The app’s features address gaps in what the underlying EBT system provides by default:
- Secure real-time EBT balance checks, without routing through a state agency website
- Reward points on everyday grocery purchases
- A locator for SNAP-accepting stores, both nearby and online
- State-level breakdowns of SNAP-eligible items
- Financial health tools tied to benefits usage
Two of those features address long-standing friction points. EBT cardholders have traditionally needed to call a 1-800 number or navigate a state agency’s website to check their remaining balance. Mainstream food apps from DoorDash to Instacart have offered loyalty rewards for years; EBT cardholders have had no comparable program built around their payment method.
Forage’s payments infrastructure runs inside retailer checkout flows, invisible to the end consumer. The consumer app is the company’s first product built directly for SNAP recipients rather than for the merchants who accept their payments.
From 35,000 Online Shoppers to 12 Million
In March 2020, 35,000 SNAP households were using their benefits for online grocery purchases nationwide, per USDA data. When COVID-19 restricted in-person shopping, the USDA opened its online pilot to any SNAP-authorized retailer. Participation climbed from that low base: by April 2023, the USDA reported 3.7 million SNAP households shopping online. Much of the jump between 2023 and early 2026 came from delivery platforms, as DoorDash and Uber Eats both came online with SNAP EBT acceptance, bringing the program to households with no nearby physical SNAP-authorized store. In June 2023, the USDA announced that online SNAP purchasing had reached all 50 states. By January 2026, when Forage announced an API-level payment partnership with Adyen, Forage’s own figures showed more than 12 million online SNAP shoppers.

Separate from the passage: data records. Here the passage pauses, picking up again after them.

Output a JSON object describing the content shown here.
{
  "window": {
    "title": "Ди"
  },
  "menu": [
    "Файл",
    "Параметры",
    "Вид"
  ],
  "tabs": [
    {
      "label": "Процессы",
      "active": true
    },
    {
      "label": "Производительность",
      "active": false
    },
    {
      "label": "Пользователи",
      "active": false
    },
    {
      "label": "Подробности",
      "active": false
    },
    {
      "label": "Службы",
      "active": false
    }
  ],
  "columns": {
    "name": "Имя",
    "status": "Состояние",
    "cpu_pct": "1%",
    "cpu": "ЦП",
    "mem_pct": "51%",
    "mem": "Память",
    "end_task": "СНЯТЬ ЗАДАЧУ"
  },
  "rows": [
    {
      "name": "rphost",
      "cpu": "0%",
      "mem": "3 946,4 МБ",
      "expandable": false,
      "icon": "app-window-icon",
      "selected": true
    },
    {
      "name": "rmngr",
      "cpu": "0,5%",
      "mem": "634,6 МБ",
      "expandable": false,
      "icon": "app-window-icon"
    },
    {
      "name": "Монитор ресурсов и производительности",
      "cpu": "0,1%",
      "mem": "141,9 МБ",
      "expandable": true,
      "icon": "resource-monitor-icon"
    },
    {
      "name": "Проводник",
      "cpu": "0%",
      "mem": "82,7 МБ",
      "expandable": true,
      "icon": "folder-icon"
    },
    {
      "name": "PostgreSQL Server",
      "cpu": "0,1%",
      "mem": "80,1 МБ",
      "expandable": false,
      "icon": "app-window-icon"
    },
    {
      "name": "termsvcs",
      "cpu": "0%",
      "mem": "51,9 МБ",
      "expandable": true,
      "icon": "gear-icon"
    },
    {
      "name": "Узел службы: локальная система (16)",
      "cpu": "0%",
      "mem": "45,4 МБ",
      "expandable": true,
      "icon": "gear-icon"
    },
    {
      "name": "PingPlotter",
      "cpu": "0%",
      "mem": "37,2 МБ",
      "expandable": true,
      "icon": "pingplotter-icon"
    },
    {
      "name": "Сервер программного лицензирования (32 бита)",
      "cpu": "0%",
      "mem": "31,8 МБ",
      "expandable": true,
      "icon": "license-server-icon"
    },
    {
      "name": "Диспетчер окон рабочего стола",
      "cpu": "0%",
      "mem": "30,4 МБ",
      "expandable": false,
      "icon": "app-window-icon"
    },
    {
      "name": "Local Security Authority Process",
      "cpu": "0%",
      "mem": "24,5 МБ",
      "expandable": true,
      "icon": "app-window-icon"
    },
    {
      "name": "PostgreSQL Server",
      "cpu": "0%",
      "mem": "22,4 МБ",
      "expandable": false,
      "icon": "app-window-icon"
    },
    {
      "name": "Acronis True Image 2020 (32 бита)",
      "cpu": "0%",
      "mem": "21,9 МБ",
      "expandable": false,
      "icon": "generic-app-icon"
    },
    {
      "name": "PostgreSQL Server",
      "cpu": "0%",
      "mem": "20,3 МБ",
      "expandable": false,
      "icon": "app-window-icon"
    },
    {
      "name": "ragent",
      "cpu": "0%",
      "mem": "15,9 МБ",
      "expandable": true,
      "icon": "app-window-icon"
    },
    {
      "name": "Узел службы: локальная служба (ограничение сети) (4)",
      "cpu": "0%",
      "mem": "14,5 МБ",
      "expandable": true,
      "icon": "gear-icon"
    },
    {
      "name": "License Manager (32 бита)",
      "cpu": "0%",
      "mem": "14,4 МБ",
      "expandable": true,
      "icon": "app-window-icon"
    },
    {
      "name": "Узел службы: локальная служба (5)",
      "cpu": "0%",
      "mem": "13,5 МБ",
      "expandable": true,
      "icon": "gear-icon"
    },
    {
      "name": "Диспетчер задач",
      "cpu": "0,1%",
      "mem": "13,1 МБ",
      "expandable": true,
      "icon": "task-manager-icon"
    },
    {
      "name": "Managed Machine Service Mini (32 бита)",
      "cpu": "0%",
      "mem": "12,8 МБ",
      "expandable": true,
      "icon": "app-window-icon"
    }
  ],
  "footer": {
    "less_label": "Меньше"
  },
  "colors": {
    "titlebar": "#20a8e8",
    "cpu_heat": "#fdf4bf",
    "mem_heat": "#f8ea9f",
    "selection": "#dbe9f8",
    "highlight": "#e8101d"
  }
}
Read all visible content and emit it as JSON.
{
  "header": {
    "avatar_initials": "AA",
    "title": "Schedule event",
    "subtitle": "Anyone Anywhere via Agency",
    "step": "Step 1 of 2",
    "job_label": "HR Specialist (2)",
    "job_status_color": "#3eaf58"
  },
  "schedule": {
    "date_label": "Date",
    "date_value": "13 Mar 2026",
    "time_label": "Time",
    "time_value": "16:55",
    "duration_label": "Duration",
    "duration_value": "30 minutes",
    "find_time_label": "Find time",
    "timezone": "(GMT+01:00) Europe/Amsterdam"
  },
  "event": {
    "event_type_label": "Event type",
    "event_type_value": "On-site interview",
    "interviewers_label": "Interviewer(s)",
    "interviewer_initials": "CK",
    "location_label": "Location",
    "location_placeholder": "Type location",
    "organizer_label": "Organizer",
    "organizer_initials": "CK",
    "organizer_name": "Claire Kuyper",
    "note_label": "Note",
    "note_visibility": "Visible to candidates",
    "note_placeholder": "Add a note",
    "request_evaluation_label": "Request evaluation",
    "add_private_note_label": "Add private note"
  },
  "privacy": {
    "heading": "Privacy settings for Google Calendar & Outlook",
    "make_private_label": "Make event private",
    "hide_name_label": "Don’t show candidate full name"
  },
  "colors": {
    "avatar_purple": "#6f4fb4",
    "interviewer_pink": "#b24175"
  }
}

Forage describes itself as the only approved processor offering both software tools and dedicated regulatory guidance through USDA authorization, a combination it credits for building a retailer network that now covers delivery platforms and physical chains alike.
| Partner | Channel | Integration |
|---|---|---|
| Dollar General | Brick-and-mortar chain | In-store EBT |
| Save A Lot | Grocery chain | In-store and Uber Eats delivery |
| Gopuff | Instant delivery | Online SNAP |
| DoorDash | Delivery platform | Online SNAP |
| Uber Eats | Delivery platform | Online SNAP |
| Adyen | Payments infrastructure | API-level integration (January 2026) |
The Adyen-Forage SNAP EBT partnership, formalized in January 2026, embeds Forage’s technology into a payment platform used across a wide range of global retail and restaurant chains. Adyen merchants can enable EBT through their existing integration without a separate USDA authorization process. Delivery platforms accepting SNAP online now reach households without cars and recipients in rural areas where the nearest grocery store may be miles away. Forage says merchants on its infrastructure have grown sales by more than 15% on average.

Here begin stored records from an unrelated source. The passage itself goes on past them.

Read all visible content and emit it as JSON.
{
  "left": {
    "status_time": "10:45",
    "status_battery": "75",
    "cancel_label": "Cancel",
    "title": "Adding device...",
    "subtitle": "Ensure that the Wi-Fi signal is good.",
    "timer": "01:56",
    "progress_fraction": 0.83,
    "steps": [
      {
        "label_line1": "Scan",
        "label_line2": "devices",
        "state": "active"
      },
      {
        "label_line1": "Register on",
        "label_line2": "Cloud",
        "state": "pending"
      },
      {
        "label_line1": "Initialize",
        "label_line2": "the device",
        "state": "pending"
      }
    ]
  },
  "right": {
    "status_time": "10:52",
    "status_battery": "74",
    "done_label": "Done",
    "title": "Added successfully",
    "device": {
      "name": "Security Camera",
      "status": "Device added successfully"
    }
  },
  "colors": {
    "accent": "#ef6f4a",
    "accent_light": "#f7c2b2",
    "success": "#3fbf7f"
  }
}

One of Three Seats in a Regulated Market
The USDA’s list of approved processors for online SNAP EBT has held three names since Forage joined in August 2022: Fiserv (operating under the PaySecure brand for EBT), WorldPay (a subsidiary of FIS), and Forage. Clearing the list requires USDA certification covering encrypted online PIN entry, split-tender transaction handling, and ongoing federal compliance. Those technical and regulatory requirements have kept the processor count at three for more than three years.
Fiserv and WorldPay are large established payments companies with existing enterprise client bases. Forage built its case on smaller retailers, from regional chains to independent community grocers, that had historically lacked the resources to work through a federal technology authorization on their own. Clearing USDA authorization without support typically requires dedicated compliance staff that most independent operators don’t have. Bundling that guidance into its offer helped Forage grow its network to more than 100,000 stores.
Payment volume on Forage’s platform grew 13 times in the past year. The consumer app carries a one-million-family target for year-end.